最悪邦題を抱きしめよう:Vampire Weekend 「吸血鬼大集合!」
いきなり始まりそしていきなり終わる予感のある新コーナー、最悪邦題を抱きしめようのお時間です。記念すべき第一回はアメリカの名門大学からポロシャツを着て世界に飛び立ったバンド、ヴァンパイア・ウィークエンドのデビューアルバム"Vampire Weekend"の邦題、「吸血鬼大集合!」です。

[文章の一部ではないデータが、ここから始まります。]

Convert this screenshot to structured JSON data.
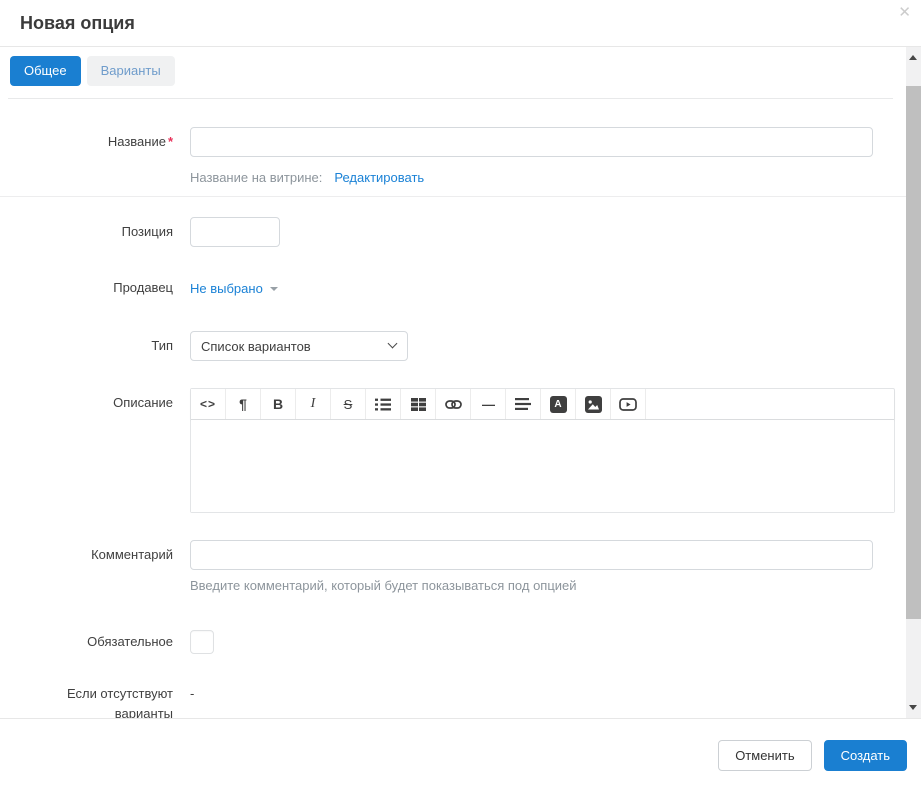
{
  "dialog": {
    "title": "Новая опция",
    "close_glyph": "✕"
  },
  "tabs": [
    {
      "label": "Общее",
      "active": true
    },
    {
      "label": "Варианты",
      "active": false
    }
  ],
  "form": {
    "name": {
      "label": "Название",
      "required_mark": "*",
      "value": "",
      "storefront_label": "Название на витрине:",
      "edit_link": "Редактировать"
    },
    "position": {
      "label": "Позиция",
      "value": ""
    },
    "seller": {
      "label": "Продавец",
      "value": "Не выбрано"
    },
    "type": {
      "label": "Тип",
      "selected": "Список вариантов"
    },
    "description": {
      "label": "Описание",
      "value": "",
      "toolbar": [
        {
          "icon": "code-view-icon",
          "glyph": "<>"
        },
        {
          "icon": "paragraph-format-icon",
          "glyph": "¶"
        },
        {
          "icon": "bold-icon",
          "glyph": "B"
        },
        {
          "icon": "italic-icon",
          "glyph": "I"
        },
        {
          "icon": "strikethrough-icon",
          "glyph": "S"
        },
        {
          "icon": "unordered-list-icon",
          "glyph": ""
        },
        {
          "icon": "insert-table-icon",
          "glyph": ""
        },
        {
          "icon": "insert-link-icon",
          "glyph": ""
        },
        {
          "icon": "horizontal-line-icon",
          "glyph": "—"
        },
        {
          "icon": "align-icon",
          "glyph": ""
        },
        {
          "icon": "font-color-icon",
          "glyph": "A"
        },
        {
          "icon": "insert-image-icon",
          "glyph": ""
        },
        {
          "icon": "insert-video-icon",
          "glyph": ""
        }
      ]
    },
    "comment": {
      "label": "Комментарий",
      "value": "",
      "hint": "Введите комментарий, который будет показываться под опцией"
    },
    "required": {
      "label": "Обязательное",
      "checked": false
    },
    "missing_variants": {
      "label_line1": "Если отсутствуют",
      "label_line2": "варианты",
      "value": "-"
    }
  },
  "footer": {
    "cancel_label": "Отменить",
    "submit_label": "Создать"
  },
  "colors": {
    "accent": "#1a7fd1",
    "link": "#1b82d6",
    "required": "#e8325a"
  }
}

これ、なにがダメかは言わなくてもわかりますよね?いや、たしかにヴァンパイア・ウィークエンドのデビューアルバムは遊び心と若々しさが溢れるポップなアルバムなんですよ。こんなちょっとふざけた感じのタイトル、付けたくなるのも、わかるよ。だからって、ねえ?これはないんじゃないですかって話。多分、ヴァンパイア・ウィークエンドのウィークエンドを、ジャケットにある感じの週末パーティだと捉えて、「大集合」なんて言葉にして、それで若々しさを「!」に託したんだろう。まあわかる。

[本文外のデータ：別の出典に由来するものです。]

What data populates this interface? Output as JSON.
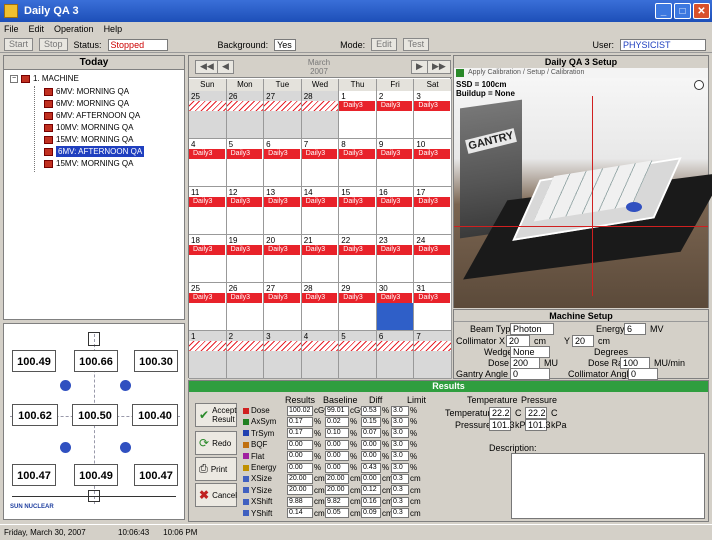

けど理解できないのは、これ、全体を見て、読んで、声に出して、「よし!」なんて思ったことなんだよ。だってさ、一つ一つの部分はまあ許せるんだけど、全部通すとまあダサい。なんかレンタルでしか観れないようなB級ホラーのキャッチコピーみたいじゃない?それか、地元の町内会が頑張って企画したハロウィンイベントのチラシに場所を埋めるためだけに入れられた文章みたいじゃない?どっちみち、ダサいんですよ。

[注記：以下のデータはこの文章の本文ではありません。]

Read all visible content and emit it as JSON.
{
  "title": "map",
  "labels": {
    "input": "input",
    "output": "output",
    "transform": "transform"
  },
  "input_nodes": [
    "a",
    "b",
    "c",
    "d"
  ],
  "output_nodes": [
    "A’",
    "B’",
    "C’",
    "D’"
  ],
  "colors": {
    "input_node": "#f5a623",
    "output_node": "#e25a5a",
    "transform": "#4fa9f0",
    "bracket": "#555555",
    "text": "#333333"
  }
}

なんか、ヴァンパイア・ウィークエンドのヴァンパイア部分を訳した、いや残したのがいけなかったのかもしれない。吸血鬼って言葉のせいでB級感が5000倍になっている感じがありません?けど、ヴァンパイアのままだと、なんかトワイライト的なゴスバンドみたいになるし・・・。「血を吸うやつ大集合!」・・・?いや、それは蚊祭りじゃん。絶対元のタイトルを日本語訳した時点で駄目だったんだよ。そのままさ、「ヴァンパイア・ウィークエンド」で良かったんじゃない?ねえ?良かったよね???????それが嫌でも、もっとどうにかなったんじゃない???????ねえ???????
このアルバム自体は実際評価も良く、ヴァンパイア・ウィークエンドは2008年もっともホットなインディーバンドになりました。曲とかには全く邦題は付けられておらず(正直ケープ・コッド・クワッサ・クワッサってタイトルに対抗はできない)、さらなる犠牲は生まれませんでした。よかったねえ。その後のアルバムでどんどん評価を伸ばしていき、邦題も付けられずまともなタイトルばかり。そしてほとんどの音楽サイト(ウィキペディアですら)ファーストアルバムの酷い邦題を忘れ、彼らはポロシャツを捨て、カーディガンの似合う大人な音楽を演奏していくのでした・・・。ハッピーエンドだね。
追記:これについて調べている途中、アルバムの宣伝文句みたいなのもたくさん見たんですけど、「南国気分!」とか「脱力アフロサウンド」みたいなこと書かれてて、う~ん今見るとちょっと差別ちっくねって思ったりしました。実際彼らも当時そういう関連で批判されてたしね。